Imagine watching your favourite show on Netflix, and it stops playing due to increased system load. Not only would you get furious, but Netflix will lose a lot of their userbase. 📉
Netflix has about 200 million subscriptions and accounts for 6 billion collective watch hours per month. 🤯
A failure in any system of Netflix can result in unexpected load and therefore hinder the users' viewing experience. Failure can occur due to a lot of reasons: misbehaving clients that trigger a retry storm, an under-scaled service in the backend, a bad deployment, a network blip, or issues with the cloud provider.
Despite getting tons of requests and unexpected load, how does Netflix ensure that you don't miss out on having a smooth watching experience?
It uses Prioritized Load Shedding - prioritizes its requests and categorizes traffic into different buckets as critical, non-critical and degraded.

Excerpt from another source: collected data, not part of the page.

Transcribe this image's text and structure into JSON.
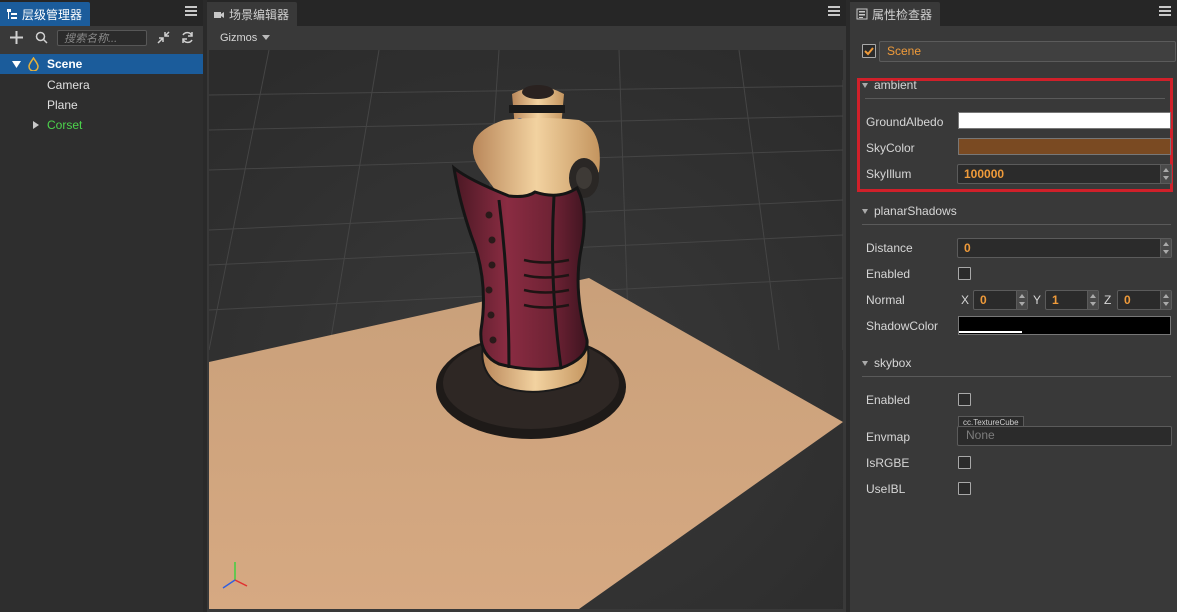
{
  "hierarchy": {
    "tab_label": "层级管理器",
    "search_placeholder": "搜索名称...",
    "tree": [
      {
        "label": "Scene",
        "selected": true
      },
      {
        "label": "Camera"
      },
      {
        "label": "Plane"
      },
      {
        "label": "Corset",
        "color": "#4cd44c"
      }
    ]
  },
  "scene": {
    "tab_label": "场景编辑器",
    "gizmos_label": "Gizmos"
  },
  "inspector": {
    "tab_label": "属性检查器",
    "node_name": "Scene",
    "ambient": {
      "title": "ambient",
      "ground_albedo_label": "GroundAlbedo",
      "ground_albedo_color": "#ffffff",
      "sky_color_label": "SkyColor",
      "sky_color": "#7a4a22",
      "sky_illum_label": "SkyIllum",
      "sky_illum_value": "100000"
    },
    "planar_shadows": {
      "title": "planarShadows",
      "distance_label": "Distance",
      "distance_value": "0",
      "enabled_label": "Enabled",
      "normal_label": "Normal",
      "x_label": "X",
      "x_value": "0",
      "y_label": "Y",
      "y_value": "1",
      "z_label": "Z",
      "z_value": "0",
      "shadow_color_label": "ShadowColor",
      "shadow_color": "#000000"
    },
    "skybox": {
      "title": "skybox",
      "enabled_label": "Enabled",
      "envmap_label": "Envmap",
      "envmap_type": "cc.TextureCube",
      "envmap_value": "None",
      "isrgbe_label": "IsRGBE",
      "useibl_label": "UseIBL"
    },
    "highlight_color": "#d0202a"
  }
}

An API gateway service computes a priority score for each request and adds them to the respective bucket.
So, when in a bad situation like a high load or exceeded threshold, Netflix drops traffic, starting with the lowest priority. These are mainly log and background requests that are non-critical and can be brought back with a retry. This technique ensures that the playback experience remains uninterrupted and you enjoy your show. 😄
image source - Netflix
As you can see from the graph, the API gateway performs a progressive load shedding based on request priority during the incident. The different colours in the graph represent requests with different priorities being throttled.
However, Netflix changes quickly, and non-critical requests can unexpectedly become critical. To make sure dropping non-critical requests does not impact users, Netflix uses a platform to capture live use cases and measure the impact on users' playback experience. They schedule them to run periodically.
It's interesting to see how all of these happen without disrupting your binge time! 🍿